Las máscaras pueden simbolizar la aquiescencia. Hablan a la inversa de agresión militante. También plantean preguntas sobre el privilegio entre las comunidades religiosas en las que es costumbre cubrirse la cara. Es una ironía peculiar ver el pasamontañas usado como una declaración de moda por jóvenes influyentes occidentales, las mismas personas que podrían interpretar el hiyab como una marca de opresión. En enero, el New York Times consideró la moda de tales cobertores para la cabeza para debatir si se canceló el pasamontañas: “puedes quitarte un pasamontañas y abandonar la tendencia”, observó Sagal Jama, estudiante, usuaria de hiyab y creadora de contenido de Toronto. “Pero la raza, la religión y el género son cosas que alguien no puede simplemente despertar y abandonar”.

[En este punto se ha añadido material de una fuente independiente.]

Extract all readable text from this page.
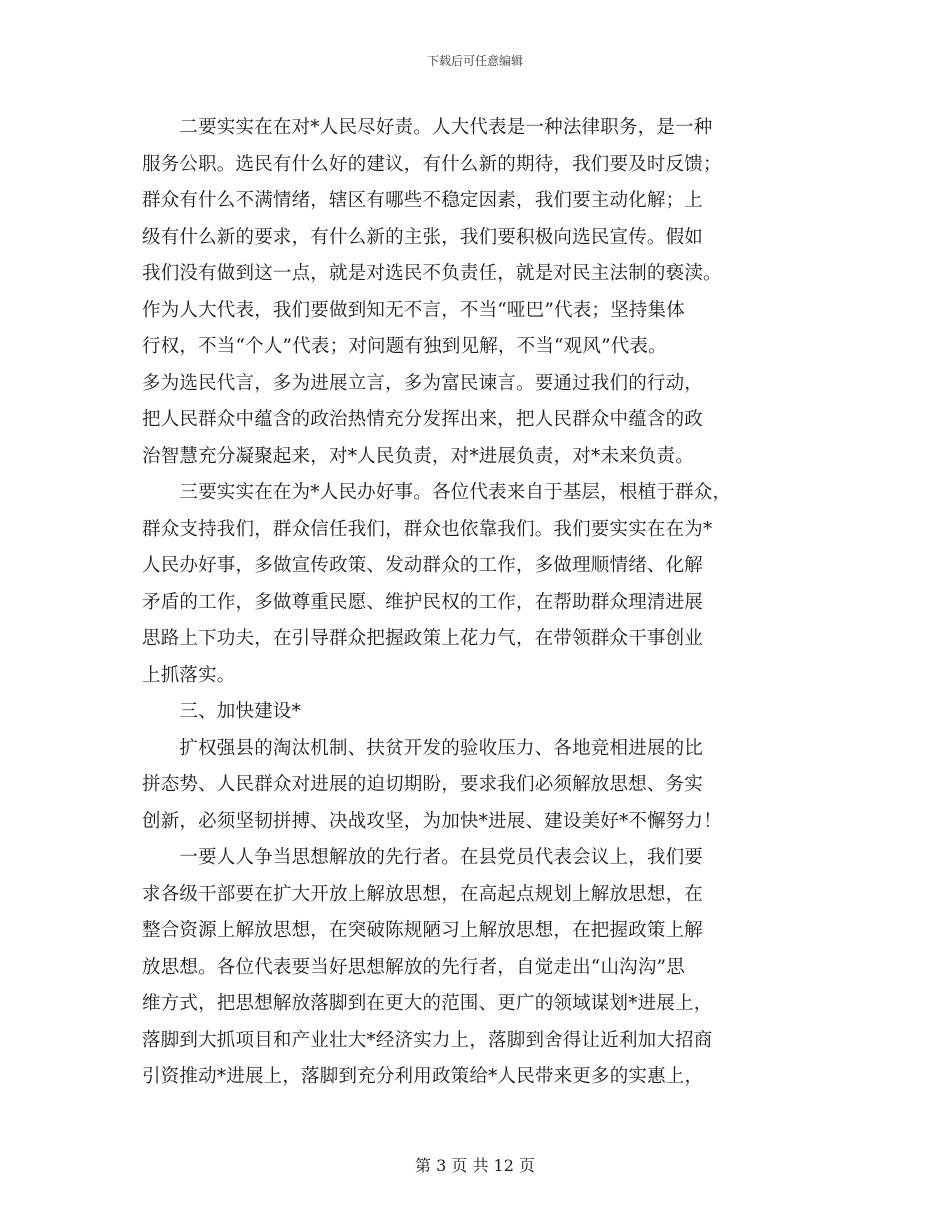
下载后可任意编辑
　　二要实实在在对*人民尽好责。人大代表是一种法律职务，是一种
服务公职。选民有什么好的建议，有什么新的期待，我们要及时反馈；
群众有什么不满情绪，辖区有哪些不稳定因素，我们要主动化解；上
级有什么新的要求，有什么新的主张，我们要积极向选民宣传。假如
我们没有做到这一点，就是对选民不负责任，就是对民主法制的亵渎。
作为人大代表，我们要做到知无不言，不当“哑巴”代表；坚持集体
行权，不当“个人”代表；对问题有独到见解，不当“观风”代表。
多为选民代言，多为进展立言，多为富民谏言。要通过我们的行动，
把人民群众中蕴含的政治热情充分发挥出来，把人民群众中蕴含的政
治智慧充分凝聚起来，对*人民负责，对*进展负责，对*未来负责。
　　三要实实在在为*人民办好事。各位代表来自于基层，根植于群众，
群众支持我们，群众信任我们，群众也依靠我们。我们要实实在在为*
人民办好事，多做宣传政策、发动群众的工作，多做理顺情绪、化解
矛盾的工作，多做尊重民愿、维护民权的工作，在帮助群众理清进展
思路上下功夫，在引导群众把握政策上花力气，在带领群众干事创业
上抓落实。
　　三、加快建设*
　　扩权强县的淘汰机制、扶贫开发的验收压力、各地竞相进展的比
拼态势、人民群众对进展的迫切期盼，要求我们必须解放思想、务实
创新，必须坚韧拼搏、决战攻坚，为加快*进展、建设美好*不懈努力！
　　一要人人争当思想解放的先行者。在县党员代表会议上，我们要
求各级干部要在扩大开放上解放思想，在高起点规划上解放思想，在
整合资源上解放思想，在突破陈规陋习上解放思想，在把握政策上解
放思想。各位代表要当好思想解放的先行者，自觉走出“山沟沟”思
维方式，把思想解放落脚到在更大的范围、更广的领域谋划*进展上，
落脚到大抓项目和产业壮大*经济实力上，落脚到舍得让近利加大招商
引资推动*进展上，落脚到充分利用政策给*人民带来更多的实惠上，
第 3 页 共 12 页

Hasta cierto punto, la pandemia ha neutralizado las expresiones más típicas de la individualidad. El uso obligatorio de máscaras, la hoguera de los códigos de vestimenta y la ubicuidad de la ropa de salón nos han encontrado a todos en igualdad de condiciones, casi literalmente cuando gran parte de nuestra interacción ha ocurrido por encima de los hombros. A excepción de una pequeña proporción de personas cuyo sustento depende de su apariencia, la pandemia ha sido un período raro en el que a nadie le ha importado cómo se veía. (La gente sin duda me dirá que todavía a nadie le importa, pero les diré que están equivocados: los códigos de vestimenta que adoptamos en nuestra vida diaria son un medio de expresión esencial).
Ahora, a medida que volvemos a entrar en la normalidad, estamos adquiriendo nuevos comportamientos. Los códigos de vestimenta están evolucionando poco a poco, se habla de un “cambio de ambiente” acercándose. Muchos de nosotros estamos felices de permanecer en las sombras y mantener nuestros rostros cubiertos. Pero en realidad son los que dan menos los que están haciendo la declaración más apasionada.